Friday, May 22, 2009

Snowdonia, Wales, UK: 11-12 April 2009

Eryri (Snowdonia in Welsh) - Eryr (Eagle) or Highlands

The English name for Snowdonia derives from Snowdon, which is the highest mountain in Wales and England at 1,085 metres (3,560 ft). Many of the hikers in the area concentrate on Snowdon itself. It is regarded as a fine mountain, but can become quite crowded, particularly with the Snowdon Mountain Railway running to the summit. There are many path from easy to difficult, which takes from 5-8 hours return for the hikers to walk up to the summit. Unfortunately, i wasn't well on that day and the railway had too many people, so we did not go to the summit.

We did camping at one of the camp sites at Llanberis. At this time of the year, it is still quite cold and the camp sites had suprisingly many campers. At night, it was very very very cold. We had to bury ourselves in the blanket totally. The camp ground we got was not flat and sleeping on a slope wasn't that comfortable as well. But the views were good.

Snowdon Mountain Railway on the way to the summit. But in fact, at this time of the year, the steam train did not go to the summit, it stopped a few miles below. Some hikers think the rail track and train spoiled the natural views, but i think this is actually a good way for some people who aren't fit to walk up all the way, to enjoy the view and the feelings of "top of the world".

A small walk to some of the smaller hills could provide quite a good views of the surrounding as well.

Snowdonia used to be a mining place for slate. The slate mining closed down due to the running cost. It is said, the slate from this region can last as long as 200 years. The slate museum provides interesting displays of the tools and technologies people used years ago in the mining. The museum staff, an ex-miner, showed the visitor how the miner separates or cut the slate.
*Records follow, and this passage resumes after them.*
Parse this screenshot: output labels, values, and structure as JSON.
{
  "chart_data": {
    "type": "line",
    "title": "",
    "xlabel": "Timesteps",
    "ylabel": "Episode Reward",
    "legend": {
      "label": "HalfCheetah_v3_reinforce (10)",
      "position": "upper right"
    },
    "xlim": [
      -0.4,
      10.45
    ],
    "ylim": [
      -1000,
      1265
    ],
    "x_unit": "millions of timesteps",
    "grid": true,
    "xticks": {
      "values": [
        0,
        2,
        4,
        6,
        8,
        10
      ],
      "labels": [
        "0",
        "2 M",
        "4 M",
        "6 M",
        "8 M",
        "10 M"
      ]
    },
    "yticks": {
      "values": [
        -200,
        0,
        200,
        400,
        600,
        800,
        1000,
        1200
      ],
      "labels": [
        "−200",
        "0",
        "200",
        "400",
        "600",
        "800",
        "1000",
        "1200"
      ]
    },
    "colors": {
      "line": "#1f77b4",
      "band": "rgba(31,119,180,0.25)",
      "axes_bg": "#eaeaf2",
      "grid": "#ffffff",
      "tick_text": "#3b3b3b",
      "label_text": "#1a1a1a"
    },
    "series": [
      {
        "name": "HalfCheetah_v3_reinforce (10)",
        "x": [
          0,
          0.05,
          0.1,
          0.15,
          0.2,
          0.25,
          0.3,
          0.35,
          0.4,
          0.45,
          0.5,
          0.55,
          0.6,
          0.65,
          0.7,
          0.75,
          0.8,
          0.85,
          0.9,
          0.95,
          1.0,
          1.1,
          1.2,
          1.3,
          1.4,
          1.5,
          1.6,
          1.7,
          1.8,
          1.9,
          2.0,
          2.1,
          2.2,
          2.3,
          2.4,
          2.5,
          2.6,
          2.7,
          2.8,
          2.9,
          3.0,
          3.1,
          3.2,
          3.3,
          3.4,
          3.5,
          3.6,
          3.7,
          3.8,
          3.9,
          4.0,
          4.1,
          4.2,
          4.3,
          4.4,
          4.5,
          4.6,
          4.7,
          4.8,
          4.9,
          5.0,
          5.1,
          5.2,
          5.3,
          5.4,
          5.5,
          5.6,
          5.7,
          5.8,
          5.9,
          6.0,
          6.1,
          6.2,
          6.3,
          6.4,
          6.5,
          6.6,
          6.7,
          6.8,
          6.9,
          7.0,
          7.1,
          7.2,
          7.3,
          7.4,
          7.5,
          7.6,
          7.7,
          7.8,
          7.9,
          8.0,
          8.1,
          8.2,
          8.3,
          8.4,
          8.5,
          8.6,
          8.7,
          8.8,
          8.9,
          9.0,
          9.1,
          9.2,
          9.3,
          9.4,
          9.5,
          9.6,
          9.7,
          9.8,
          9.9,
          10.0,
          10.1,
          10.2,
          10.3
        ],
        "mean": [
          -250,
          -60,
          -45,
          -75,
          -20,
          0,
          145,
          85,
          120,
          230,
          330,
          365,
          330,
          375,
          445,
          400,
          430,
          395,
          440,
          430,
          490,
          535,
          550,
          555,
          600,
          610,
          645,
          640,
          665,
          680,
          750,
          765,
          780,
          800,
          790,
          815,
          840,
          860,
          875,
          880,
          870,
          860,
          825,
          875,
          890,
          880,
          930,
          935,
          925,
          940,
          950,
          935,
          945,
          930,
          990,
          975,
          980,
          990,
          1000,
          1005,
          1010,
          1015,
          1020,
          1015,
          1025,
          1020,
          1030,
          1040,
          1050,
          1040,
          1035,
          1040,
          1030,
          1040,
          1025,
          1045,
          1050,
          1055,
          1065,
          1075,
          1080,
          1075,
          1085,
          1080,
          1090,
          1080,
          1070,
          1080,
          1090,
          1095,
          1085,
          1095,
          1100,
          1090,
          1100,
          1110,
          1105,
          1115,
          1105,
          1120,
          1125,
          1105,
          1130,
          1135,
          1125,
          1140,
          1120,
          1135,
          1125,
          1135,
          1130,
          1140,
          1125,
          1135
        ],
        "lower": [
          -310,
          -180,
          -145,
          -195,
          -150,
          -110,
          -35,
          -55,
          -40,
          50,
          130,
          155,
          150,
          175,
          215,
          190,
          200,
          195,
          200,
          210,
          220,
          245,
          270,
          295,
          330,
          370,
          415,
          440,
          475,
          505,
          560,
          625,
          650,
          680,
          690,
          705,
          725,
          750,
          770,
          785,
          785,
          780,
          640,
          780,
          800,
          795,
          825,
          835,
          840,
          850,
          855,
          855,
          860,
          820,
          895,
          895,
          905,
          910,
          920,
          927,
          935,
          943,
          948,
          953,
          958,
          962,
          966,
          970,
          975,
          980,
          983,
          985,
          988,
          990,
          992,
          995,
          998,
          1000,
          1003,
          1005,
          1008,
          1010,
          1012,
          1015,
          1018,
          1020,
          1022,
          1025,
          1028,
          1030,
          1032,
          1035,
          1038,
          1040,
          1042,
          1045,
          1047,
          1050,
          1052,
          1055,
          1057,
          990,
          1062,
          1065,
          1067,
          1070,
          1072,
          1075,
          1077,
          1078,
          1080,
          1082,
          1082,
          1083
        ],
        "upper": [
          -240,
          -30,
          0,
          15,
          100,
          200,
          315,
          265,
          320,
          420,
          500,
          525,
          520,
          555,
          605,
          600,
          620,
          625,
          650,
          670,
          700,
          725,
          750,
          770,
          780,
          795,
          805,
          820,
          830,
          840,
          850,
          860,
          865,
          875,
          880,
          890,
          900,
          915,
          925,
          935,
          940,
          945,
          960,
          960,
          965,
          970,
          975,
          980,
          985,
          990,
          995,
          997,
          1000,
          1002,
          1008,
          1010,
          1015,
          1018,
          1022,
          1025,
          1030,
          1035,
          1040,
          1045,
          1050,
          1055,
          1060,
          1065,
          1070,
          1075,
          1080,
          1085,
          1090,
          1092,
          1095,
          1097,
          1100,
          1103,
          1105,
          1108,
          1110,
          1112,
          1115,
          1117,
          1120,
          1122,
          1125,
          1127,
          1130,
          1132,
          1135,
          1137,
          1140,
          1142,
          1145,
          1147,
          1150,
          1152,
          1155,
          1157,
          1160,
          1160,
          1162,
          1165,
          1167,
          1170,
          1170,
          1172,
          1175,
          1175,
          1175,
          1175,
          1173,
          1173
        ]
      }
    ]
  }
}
People holding advanced diving license can don into the lake to explore the old mining facilities now hidden under the water.

Snowdonia was our last tourist stop before we moved away from Wales. I was a bit disappointed with the views. In my mind, i always imagining trees on the mountain, but for almost all mountains or hills that we had been in England or Wales, there are basically no trees, just grassland for sheep or cows grazing. Even at the cold North East of Canada, there are still many trees on the mountains. So i suspected that, weather is not an issue. All the trees here probably had been chopped down long time ago to support the energy needs of the mining industries.